Multi-stage mechanical behavior and damage mechanism of composite interference-fit joints subject to long-term low-temperature aging

• Published in: Journal of the Brazilian Society of Mechanical Sciences and Engineering Vol. 45; no. 11
• Main Authors: Li, Jian, Guo, Wei, Zou, Peng, Zhou, Zhihui, Fan, Yibiao
• Format: Journal Article
• Language: English
• Published: Berlin/Heidelberg Springer Berlin Heidelberg 01.11.2023; Springer Nature B.V
• Subjects: Aging; Carbon fiber reinforced plastics; Crack initiation; Damage; Engineering; Exposure; Failure mechanisms; Fiber composites; Fiber reinforced polymers; Fracture mechanics; Interference; Interference fit; Low temperature; Mechanical Engineering; Mechanical properties; Residual stress; Stiffness; Technical Paper; Temperature; Tensile tests; Three dimensional analysis; Three dimensional models; Interference-fit; Long-term low-temperature exposure; Thermal residual stress; Damage mechanism; Crack propagation
• ISSN: 1678-5878; 1806-3691
• DOI: 10.1007/s40430-023-04439-9

Carbon fiber-reinforced polymer (CFRP) composite joint structures based on interference fit exhibit superior mechanical properties compared to equivalent joint geometries utilizing clearance fits.

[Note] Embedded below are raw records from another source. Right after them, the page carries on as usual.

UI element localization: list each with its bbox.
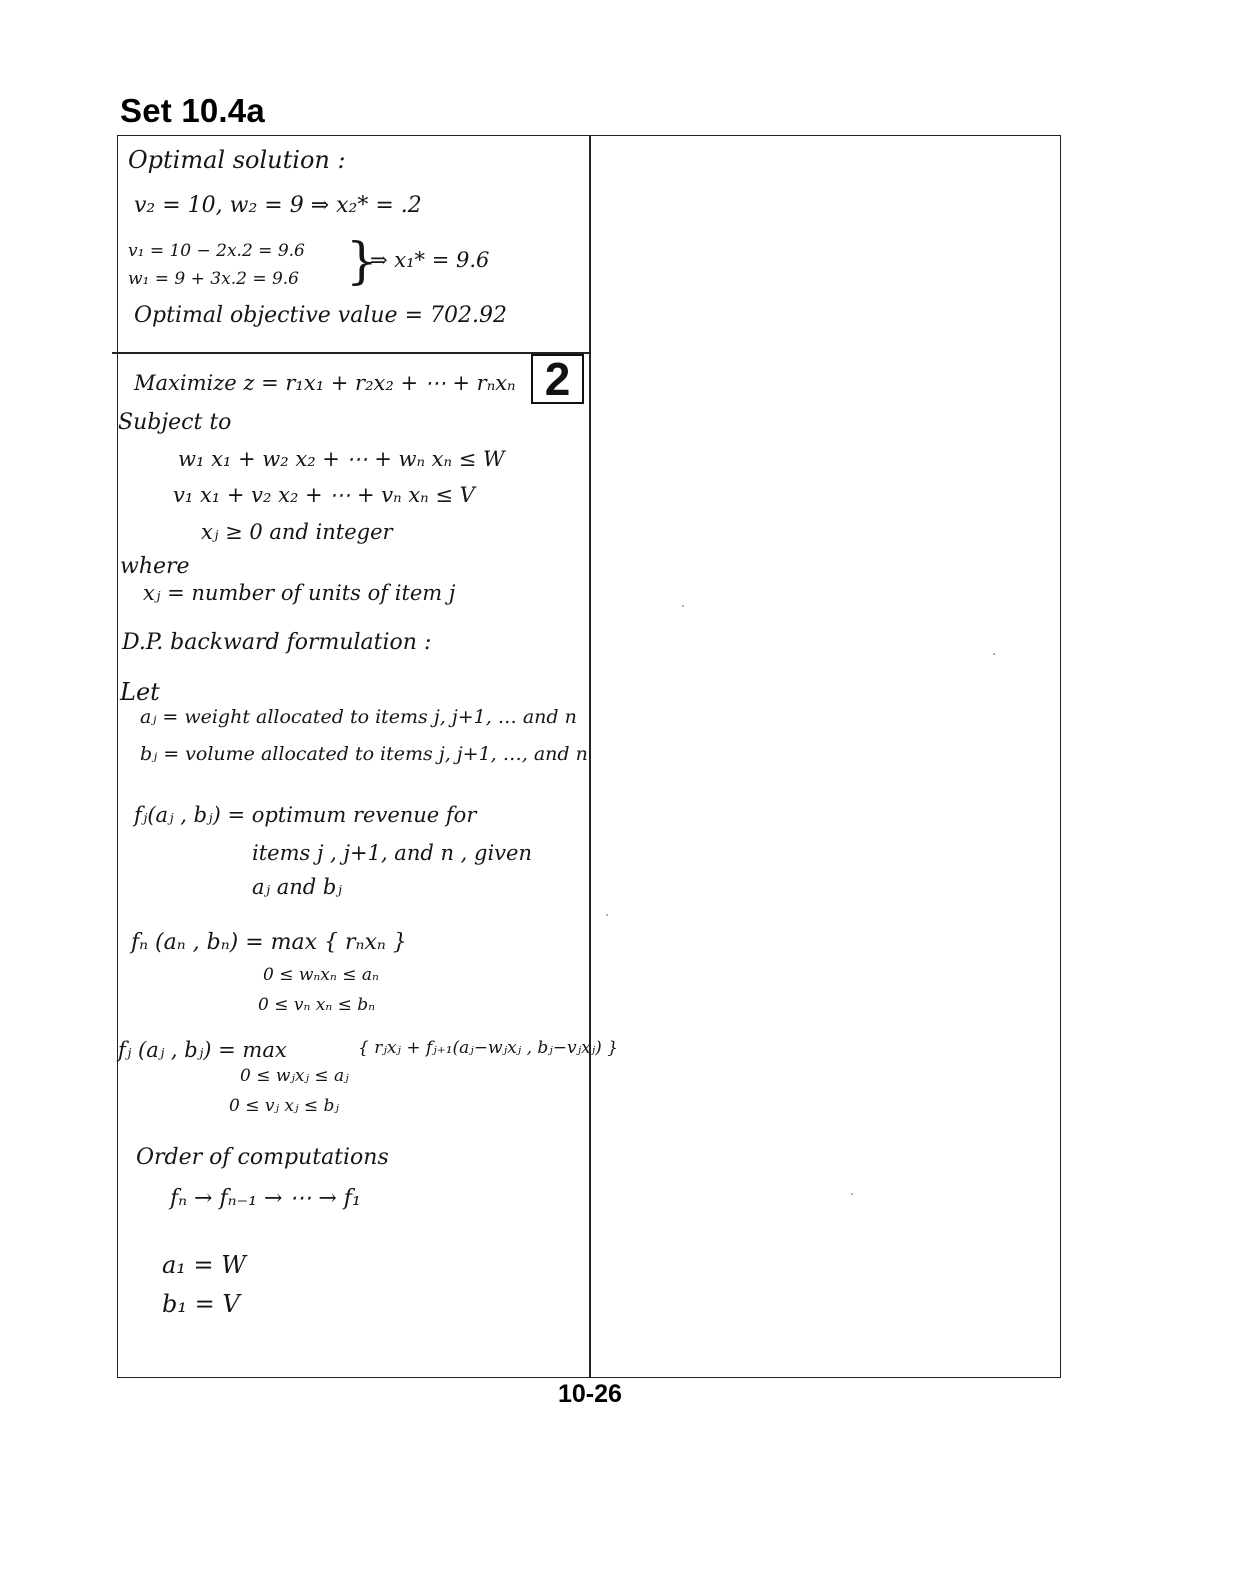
scan-speck <box>682 605 684 607</box>
fn-weight-bound: 0 ≤ wₙxₙ ≤ aₙ <box>263 965 379 985</box>
fj-definition: fⱼ(aⱼ , bⱼ) = optimum revenue for <box>134 803 477 827</box>
volume-constraint: v₁ x₁ + v₂ x₂ + ⋯ + vₙ xₙ ≤ V <box>173 483 475 507</box>
let-label: Let <box>120 678 160 706</box>
order-heading: Order of computations <box>136 1145 389 1170</box>
column-divider <box>589 135 591 1378</box>
fj-recursion-body: { rⱼxⱼ + fⱼ₊₁(aⱼ−wⱼxⱼ , bⱼ−vⱼxⱼ) } <box>358 1038 619 1058</box>
fj-definition-cont: items j , j+1, and n , given <box>252 841 532 865</box>
solution-line-x1: ⇒ x₁* = 9.6 <box>370 248 490 272</box>
subject-to-label: Subject to <box>118 410 232 435</box>
objective-function: Maximize z = r₁x₁ + r₂x₂ + ⋯ + rₙxₙ <box>134 371 516 395</box>
aj-definition: aⱼ = weight allocated to items j, j+1, … and n <box>140 706 577 728</box>
optimal-solution-heading: Optimal solution : <box>128 146 346 174</box>
fj-volume-bound: 0 ≤ vⱼ xⱼ ≤ bⱼ <box>229 1096 339 1116</box>
problem-number-badge: 2 <box>531 354 584 404</box>
scan-speck <box>606 914 608 916</box>
page-number: 10-26 <box>558 1380 622 1408</box>
integrality-constraint: xⱼ ≥ 0 and integer <box>201 520 393 544</box>
computation-order: fₙ → fₙ₋₁ → ⋯ → f₁ <box>170 1186 361 1211</box>
fj-definition-given: aⱼ and bⱼ <box>252 875 342 899</box>
a1-initial: a₁ = W <box>162 1251 246 1279</box>
scan-speck <box>851 1193 853 1195</box>
xj-definition: xⱼ = number of units of item j <box>143 581 456 605</box>
bj-definition: bⱼ = volume allocated to items j, j+1, …, and n <box>140 743 588 765</box>
right-brace: } <box>346 232 378 290</box>
fn-recursion: fₙ (aₙ , bₙ) = max { rₙxₙ } <box>131 930 407 955</box>
scan-speck <box>993 653 995 655</box>
section-divider <box>112 352 589 354</box>
where-label: where <box>120 554 190 579</box>
fj-recursion: fⱼ (aⱼ , bⱼ) = max <box>118 1038 287 1062</box>
solution-line-v2-w2: v₂ = 10, w₂ = 9 ⇒ x₂* = .2 <box>134 193 422 218</box>
dp-formulation-heading: D.P. backward formulation : <box>122 630 432 655</box>
fn-volume-bound: 0 ≤ vₙ xₙ ≤ bₙ <box>258 995 376 1015</box>
optimal-objective-line: Optimal objective value = 702.92 <box>134 303 507 328</box>
solution-line-w1: w₁ = 9 + 3x.2 = 9.6 <box>128 269 299 289</box>
fj-weight-bound: 0 ≤ wⱼxⱼ ≤ aⱼ <box>240 1066 349 1086</box>
b1-initial: b₁ = V <box>162 1290 240 1318</box>
weight-constraint: w₁ x₁ + w₂ x₂ + ⋯ + wₙ xₙ ≤ W <box>178 447 505 471</box>
page-title: Set 10.4a <box>120 92 265 129</box>
solution-line-v1: v₁ = 10 − 2x.2 = 9.6 <box>128 241 305 261</box>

The present research investigates the mechanical properties and failure mechanism of CFRP interference-fit joints subject to long-term exposure to low temperatures. A series of studies were designed to examine with interference-fit sizes ranging from 0 to 2.11%, subjected to temperatures between − 60 and 20 °C, and aging periods from 0 to 18 months. Tensile tests were conducted on these samples. Using a microscale analysis, three-dimensional representative volume elements (3D-RVEs) models were constructed to analyze the internal state, distribution of thermal residual stress, and damage initiation mechanism of CFRP subjected to low-temperature exposure. The results show that the strength and stiffness of the CFRP joints initially increase, reach a peak, and subsequently decrease with an increase in either the interference-fit size or aging time. The strength and stiffness of the considered geometries exhibit an approximately linear increase with decreasing temperature. Inside the CFRP, exposure to low temperatures causes the formation of thermal residual stress, which is particularly high in areas with closely spaced fibers. Short-term low temperature enhances the bonding force between the fiber and matrix, thereby improving the mechanical properties of the CFRP interference-fit joint structures. Following prolonged exposure to low temperatures, the debonding cracks formation increase in regions with concentrated residual stress, thereby decreasing the strength and stiffness of the structure.